Exploratory Data Analysis (EDA):
A histogram was created to visualize the distribution of log-transformed discounted prices.
A scatter plot was used to investigate the relationship between product ratings and prices.
A bar chart showed the count of products across different categories.
Statistical Modeling & Machine Learning:
Linear Regression: Explored the relationships between product ratings, categories, and prices.
K-means Clustering: Employed to segment the data into clusters based on ratings and prices.
Gaussian Mixture Model (GMM): Used for advanced clustering to reveal hidden patterns in the data.
Visualization & Insights:
Word clouds provided an overview of frequently used terms in product descriptions.
Violin plots highlighted the distribution of product ratings, showing a high density of ratings in the 4-5 range.
Sentiment analysis assessed the sentiment scores of product descriptions, indicating that most are positively worded.
Key Findings
Pricing Patterns: The log-transformed price distribution revealed multiple peaks, indicating clusters around certain price points.

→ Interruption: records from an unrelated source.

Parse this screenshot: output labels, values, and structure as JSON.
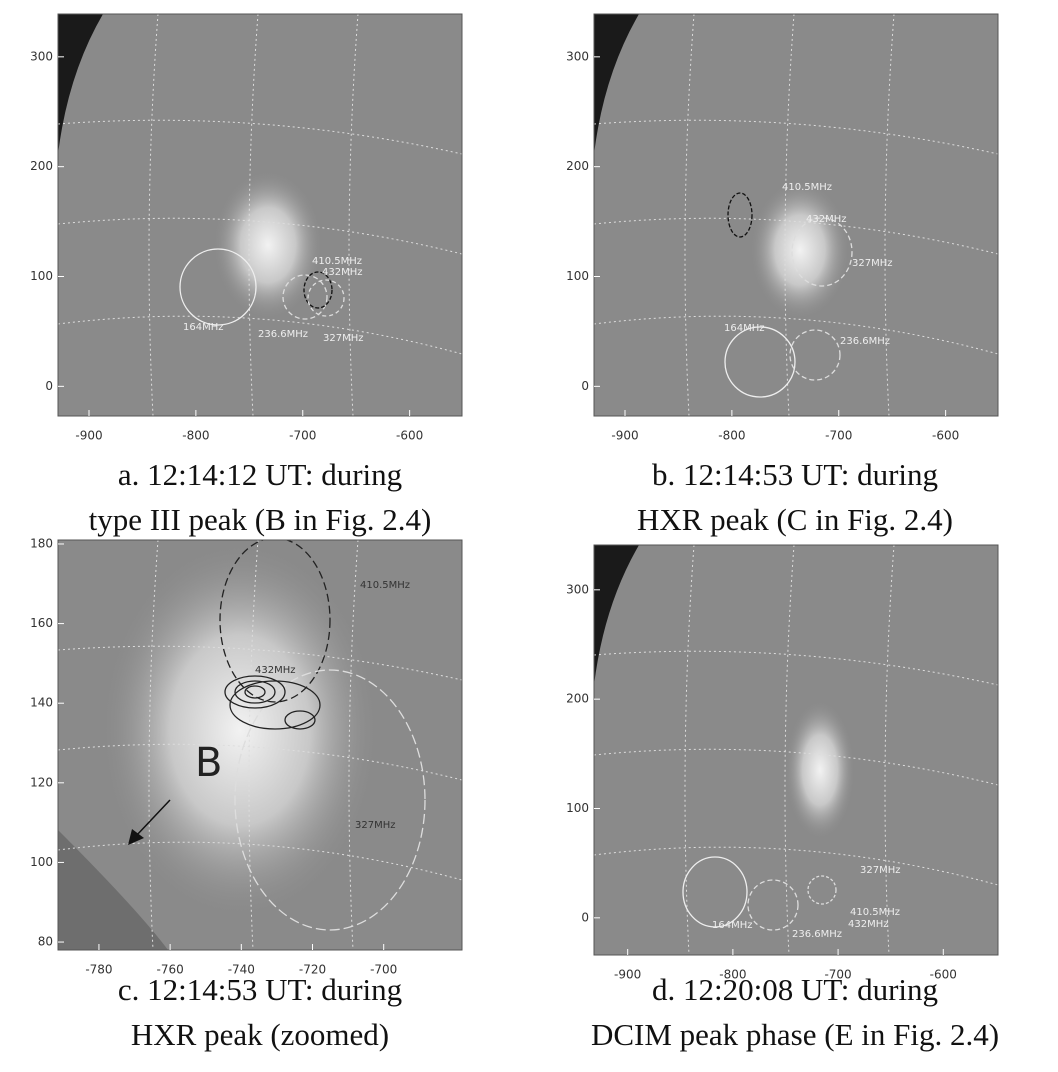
{
  "panels": [
    {
      "caption": [
        "a. 12:14:12 UT: during",
        "type III peak (B in Fig. 2.4)"
      ],
      "xlim": [
        -929,
        -551
      ],
      "ylim": [
        -27,
        339
      ],
      "xticks": [
        -900,
        -800,
        -700,
        -600
      ],
      "yticks": [
        0,
        100,
        200,
        300
      ],
      "labels": [
        "410.5MHz",
        "432MHz",
        "164MHz",
        "236.6MHz",
        "327MHz"
      ]
    },
    {
      "caption": [
        "b. 12:14:53 UT: during",
        "HXR peak (C in Fig. 2.4)"
      ],
      "xlim": [
        -929,
        -551
      ],
      "ylim": [
        -27,
        339
      ],
      "xticks": [
        -900,
        -800,
        -700,
        -600
      ],
      "yticks": [
        0,
        100,
        200,
        300
      ],
      "labels": [
        "410.5MHz",
        "432MHz",
        "327MHz",
        "164MHz",
        "236.6MHz"
      ]
    },
    {
      "caption": [
        "c. 12:14:53 UT: during",
        "HXR peak (zoomed)"
      ],
      "xlim": [
        -791.5,
        -678
      ],
      "ylim": [
        78,
        181
      ],
      "xticks": [
        -780,
        -760,
        -740,
        -720,
        -700
      ],
      "yticks": [
        80,
        100,
        120,
        140,
        160,
        180
      ],
      "labels": [
        "410.5MHz",
        "432MHz",
        "327MHz",
        "B"
      ]
    },
    {
      "caption": [
        "d. 12:20:08 UT: during",
        "DCIM peak phase (E in Fig. 2.4)"
      ],
      "xlim": [
        -932,
        -548
      ],
      "ylim": [
        -34,
        341
      ],
      "xticks": [
        -900,
        -800,
        -700,
        -600
      ],
      "yticks": [
        0,
        100,
        200,
        300
      ],
      "labels": [
        "327MHz",
        "410.5MHz",
        "432MHz",
        "164MHz",
        "236.6MHz"
      ]
    }
  ]
}
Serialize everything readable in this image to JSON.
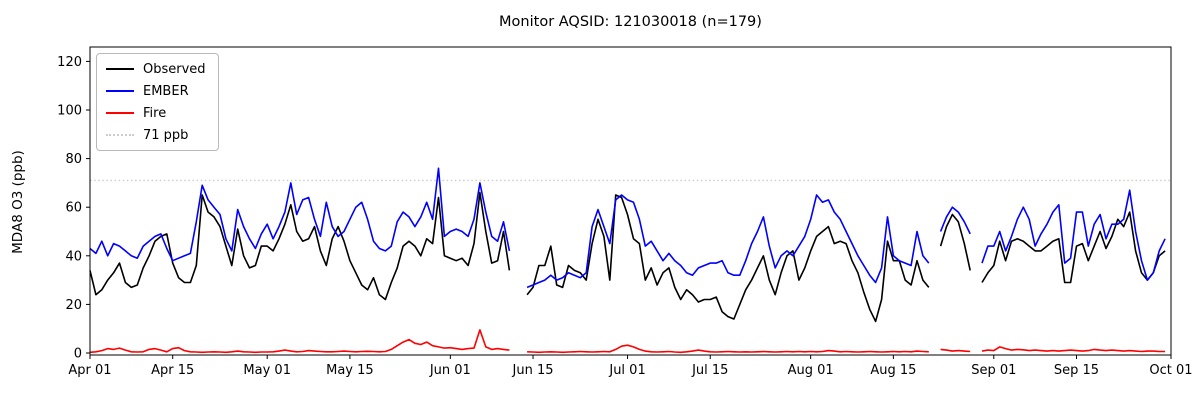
{
  "title": "Monitor AQSID: 121030018 (n=179)",
  "chart_data": {
    "type": "line",
    "title": "Monitor AQSID: 121030018 (n=179)",
    "xlabel": "",
    "ylabel": "MDA8 O3 (ppb)",
    "x_unit": "daily, day index 0 = Apr 01",
    "n_points": 179,
    "ylim": [
      -1,
      126
    ],
    "y_ticks": [
      0,
      20,
      40,
      60,
      80,
      100,
      120
    ],
    "x_tick_labels": [
      "Apr 01",
      "Apr 15",
      "May 01",
      "May 15",
      "Jun 01",
      "Jun 15",
      "Jul 01",
      "Jul 15",
      "Aug 01",
      "Aug 15",
      "Sep 01",
      "Sep 15",
      "Oct 01"
    ],
    "x_tick_days": [
      0,
      14,
      30,
      44,
      61,
      75,
      91,
      105,
      122,
      136,
      153,
      167,
      183
    ],
    "x_range_days": 183,
    "grid": false,
    "legend_position": "upper left",
    "threshold": {
      "label": "71 ppb",
      "value": 71,
      "color": "#cccccc",
      "style": "dotted"
    },
    "series": [
      {
        "name": "Observed",
        "color": "#000000",
        "values": [
          34,
          24,
          26,
          30,
          33,
          37,
          29,
          27,
          28,
          35,
          40,
          46,
          48,
          49,
          37,
          31,
          29,
          29,
          36,
          65,
          58,
          56,
          52,
          44,
          36,
          51,
          40,
          35,
          36,
          44,
          44,
          42,
          47,
          53,
          61,
          50,
          46,
          47,
          52,
          42,
          36,
          47,
          52,
          46,
          38,
          33,
          28,
          26,
          31,
          24,
          22,
          29,
          35,
          44,
          46,
          44,
          40,
          47,
          45,
          64,
          40,
          39,
          38,
          39,
          36,
          45,
          66,
          50,
          37,
          38,
          50,
          34,
          null,
          null,
          24,
          27,
          36,
          36,
          44,
          28,
          27,
          36,
          34,
          33,
          30,
          45,
          55,
          48,
          30,
          65,
          64,
          57,
          47,
          45,
          30,
          35,
          28,
          33,
          35,
          27,
          22,
          26,
          24,
          21,
          22,
          22,
          23,
          17,
          15,
          14,
          20,
          26,
          30,
          35,
          40,
          30,
          24,
          33,
          40,
          42,
          30,
          35,
          42,
          48,
          50,
          52,
          45,
          46,
          45,
          38,
          33,
          25,
          18,
          13,
          22,
          46,
          38,
          38,
          30,
          28,
          38,
          30,
          27,
          null,
          44,
          52,
          57,
          54,
          45,
          34,
          null,
          29,
          33,
          36,
          46,
          38,
          46,
          47,
          46,
          44,
          42,
          42,
          44,
          46,
          47,
          29,
          29,
          44,
          45,
          38,
          44,
          50,
          43,
          48,
          55,
          52,
          58,
          42,
          33,
          30,
          33,
          40,
          42
        ]
      },
      {
        "name": "EMBER",
        "color": "#0000ff",
        "values": [
          43,
          41,
          46,
          40,
          45,
          44,
          42,
          40,
          39,
          44,
          46,
          48,
          49,
          43,
          38,
          39,
          40,
          41,
          54,
          69,
          63,
          60,
          57,
          47,
          42,
          59,
          52,
          47,
          43,
          49,
          53,
          47,
          52,
          58,
          70,
          57,
          63,
          64,
          55,
          48,
          62,
          52,
          48,
          50,
          55,
          60,
          62,
          55,
          46,
          43,
          42,
          44,
          54,
          58,
          56,
          52,
          56,
          62,
          55,
          76,
          48,
          50,
          51,
          50,
          48,
          55,
          70,
          58,
          48,
          46,
          54,
          42,
          null,
          null,
          27,
          28,
          29,
          30,
          32,
          30,
          31,
          33,
          32,
          31,
          33,
          52,
          59,
          52,
          45,
          63,
          65,
          63,
          62,
          55,
          44,
          46,
          42,
          38,
          41,
          38,
          36,
          33,
          32,
          35,
          36,
          37,
          37,
          38,
          33,
          32,
          32,
          38,
          45,
          50,
          56,
          44,
          35,
          40,
          42,
          40,
          44,
          48,
          55,
          65,
          62,
          63,
          58,
          55,
          50,
          45,
          40,
          36,
          32,
          29,
          35,
          56,
          40,
          38,
          37,
          36,
          50,
          40,
          37,
          null,
          50,
          56,
          60,
          58,
          54,
          49,
          null,
          37,
          44,
          44,
          50,
          42,
          48,
          55,
          60,
          55,
          44,
          49,
          53,
          58,
          61,
          37,
          39,
          58,
          58,
          44,
          53,
          57,
          47,
          53,
          53,
          55,
          67,
          50,
          38,
          30,
          33,
          42,
          47
        ]
      },
      {
        "name": "Fire",
        "color": "#ff0000",
        "values": [
          0.3,
          0.5,
          1.0,
          1.8,
          1.5,
          2.0,
          1.2,
          0.5,
          0.4,
          0.5,
          1.5,
          1.8,
          1.2,
          0.5,
          1.8,
          2.2,
          1.0,
          0.5,
          0.4,
          0.3,
          0.4,
          0.5,
          0.4,
          0.3,
          0.5,
          0.8,
          0.5,
          0.4,
          0.3,
          0.4,
          0.4,
          0.5,
          0.8,
          1.2,
          0.8,
          0.5,
          0.6,
          1.0,
          0.8,
          0.6,
          0.5,
          0.5,
          0.6,
          0.8,
          0.6,
          0.5,
          0.6,
          0.7,
          0.6,
          0.5,
          0.6,
          1.5,
          3.0,
          4.5,
          5.5,
          4.0,
          3.5,
          4.5,
          3.0,
          2.5,
          2.0,
          2.2,
          1.8,
          1.5,
          1.8,
          2.0,
          9.5,
          2.5,
          1.5,
          1.8,
          1.5,
          1.2,
          null,
          null,
          0.5,
          0.4,
          0.3,
          0.4,
          0.5,
          0.4,
          0.3,
          0.4,
          0.5,
          0.6,
          0.5,
          0.4,
          0.5,
          0.6,
          0.5,
          1.5,
          2.8,
          3.2,
          2.5,
          1.5,
          0.8,
          0.5,
          0.4,
          0.5,
          0.6,
          0.4,
          0.3,
          0.5,
          0.8,
          1.2,
          0.8,
          0.5,
          0.4,
          0.5,
          0.6,
          0.5,
          0.4,
          0.5,
          0.4,
          0.5,
          0.6,
          0.5,
          0.4,
          0.5,
          0.6,
          0.5,
          0.6,
          0.5,
          0.6,
          0.5,
          0.6,
          1.0,
          0.8,
          0.5,
          0.6,
          0.5,
          0.4,
          0.5,
          0.6,
          0.5,
          0.4,
          0.5,
          0.6,
          0.5,
          0.6,
          0.5,
          0.8,
          0.6,
          0.5,
          null,
          1.5,
          1.2,
          0.8,
          1.0,
          0.8,
          0.6,
          null,
          0.8,
          1.2,
          1.0,
          2.5,
          1.8,
          1.2,
          1.5,
          1.3,
          1.0,
          1.2,
          1.0,
          0.8,
          1.0,
          0.8,
          1.0,
          1.2,
          1.0,
          0.8,
          1.0,
          1.5,
          1.2,
          1.0,
          1.2,
          1.0,
          0.8,
          1.0,
          0.8,
          0.6,
          0.8,
          0.8,
          0.6,
          0.6
        ]
      }
    ]
  }
}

Ratings vs. Prices: A scatter plot showed that higher product ratings do not necessarily correlate with higher prices.
Category Insights: Products in categories like Electronics, Computers & Accessories, and Home & Kitchen were most common.
Clustering Results: K-means and GMM clustering identified distinct groups of products based on their pricing and ratings.
Project Structure
amazon.csv: The main dataset containing product listings and attributes.
Amazon .Rmd: The RMarkdown file containing the code for data analysis, visualization, and modeling.
DATASCIENCE PROJECT.pptx: A presentation summarizing the project's objectives, methodology, and key insights.
README.md: This file provides an overview of the project, its structure, and how to navigate the repository.
How to Run the Analysis
Clone the repository.
Open the Amazon .Rmd file in RStudio.
Run the code chunks sequentially to reproduce the analysis, visualizations, and models.
Libraries & Tools Used
R Packages:
dplyr: Data manipulation.
ggplot2: Data visualization.
mclust: Gaussian mixture models.
tm, sentimentr: Text mining and sentiment analysis.
wordcloud: Creating word clouds.
Tools:
RStudio for code execution and visualization.
PowerPoint for presentation.
Summary & Learnings
This project provided insights into consumer behavior on Amazon through data analysis and statistical modeling. It highlighted the complex relationship between pricing and ratings, the importance of product categories, and the value of clustering for market segmentation. It also served as a learning experience in applying machine learning techniques such as K-means and GMM to real-world e-commerce data.